What are some interesting mathematics facts? by Sayantan Mahato
Answer by Sayantan Mahato:
The Illegal Number That Shouldn't Exist (And can probably land you in jail)
Yes, there's exists a number like that.
And it has the potential to make the police arrest you.
But sadly (and fortunately), it is a 1401-digit number.
Among the various weird and wacky laws such as — In Russia, Vladimir Putin just recently made it illegal to tell kids that gay people exist.
Here's one which surprisingly is both wacky and logical at the same time.
And if the idea of existence of such a number doesn't already make you wonder how, then the next line is certainly for you:
It's used to prevent sharing of illegal files and documents.
How it came to this?
In the early years of the previous decade (around 2000s), before the coming of streaming services like Netflix, most of the video content was consumed via DVDs. But companies had to be careful with that as people often tried to copy the content to their own DVDs and making plagiarised copy of the original content. So when the plagiarised content, for obvious reasons of being lesser priced started circulating in the market, this led to huge losses in studios revenue. They somehow had to get ahead of those indulged in this act of piracy.
So they started encrypting their content with keys, which were accessible to only the specific user which locked down the content to the DVDs so that they couldn't get copied. And somehow in the midst of this, companies also started suing people because of the copyright infringement and was a very big blow to the pirates.
But, they weren't far behind too. Tools and programs started appearing that could potentially circumvent and bypass these DVD's copyright protection and make bootleg copies of the original content. And somehow, the companies made it illegal for indulging any such activity of circumventing as well lobbied very hard to get the code off the charts and were pretty much successful at that too.
Until again, the pirates gave them another blow.
Remember that computers don't understand human language? They only understand in the form of zeroes and ones. It follows a binary language.
And going by this rule: almost any program could be represented in the form of numbers.
Now if you think that's just plain insane, then you have underestimated the power of internet and its netizens.
Phil Carmondy in 2001, was able to generate a prime number which was basically the binary representation of the program. The number actually was a compressed version of the C program that was able to circumvent and bypass these copyrights!
So basically: he was able to find a number which could replicate all the workings of the program that was used to circumvent the DVD's copyrights.
It is important that what he found was an illegal prime number. And if you are into networking and IT, you must have the idea of importance of prime numbers.
Basically, it is rampantly used across the internet for encryptions decryption purposes. The basic logic being this: its easy to get it from one way but not the other.
Two prime numbers can be multiplied to get a composite number. But a composite number cannot be easily factorised to its prime factors. And just in case, we are talking about tens of hundreds of digits. So you can multiple two 1000 digits prime number to get a very big number. But it would take probably years even for a supercomputer to break down that number to the exact couple of prime numbers used to get the product. So these two numbers act as keys which are only known to you which when multiplied get your product which will unlock the content stored.

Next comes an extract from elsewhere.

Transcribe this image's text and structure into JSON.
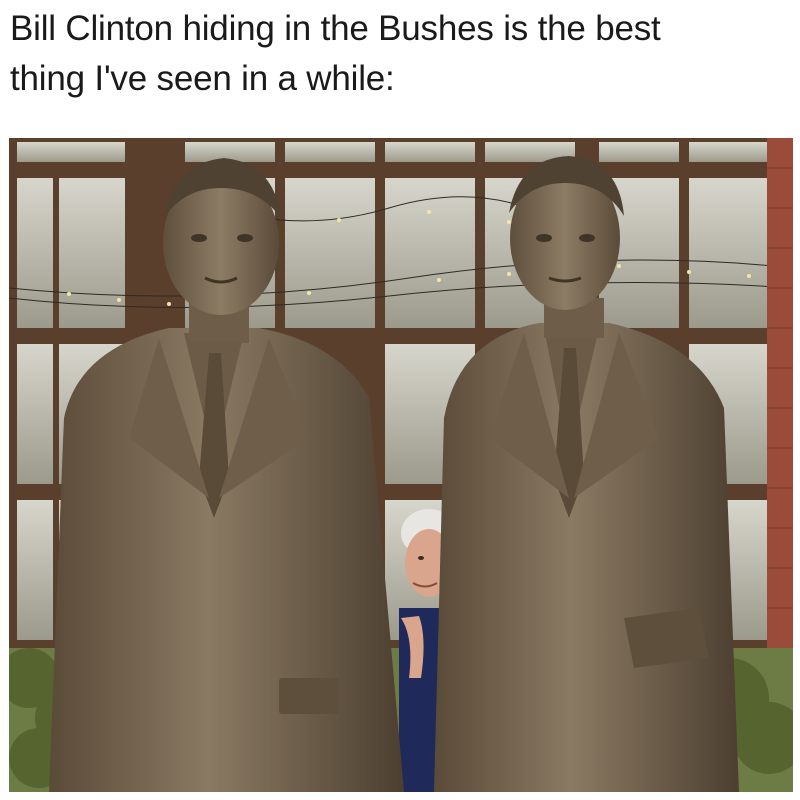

Encrypted data uses prime numbers with thousands of digits. This is used across payment gateways as well as discussed above as CD Keys to prevent making bootleg copies of content.
Sony even tried to sue couple of hackers who were able to bypass the copyright and even publishing the keys on the internet!
In fact, other hackers went a step ahead. They converted the binary code into a hexadecimal code. And in case you don't know, hexadecimal code is used to represent colors on the webpages over Internet. So basically the keys were converted into images!
More or less like this:
The more you try to understand the Internet, the lesser will you ever understand about it!
Coming to the main topic, it was soon made illegal to have the program under any way under the Digital Millennium Act (in US).
Infact, its worth noting that it isn't illegal all over the world. Its primarily banned in US and some other bunch of countries only!
So unless you are actually from the US, your personal security won't be jeopardized (though I'm not sure about extradition laws in your country) for which you can be brought to US and punished.
But only when you can find such a number in the first place.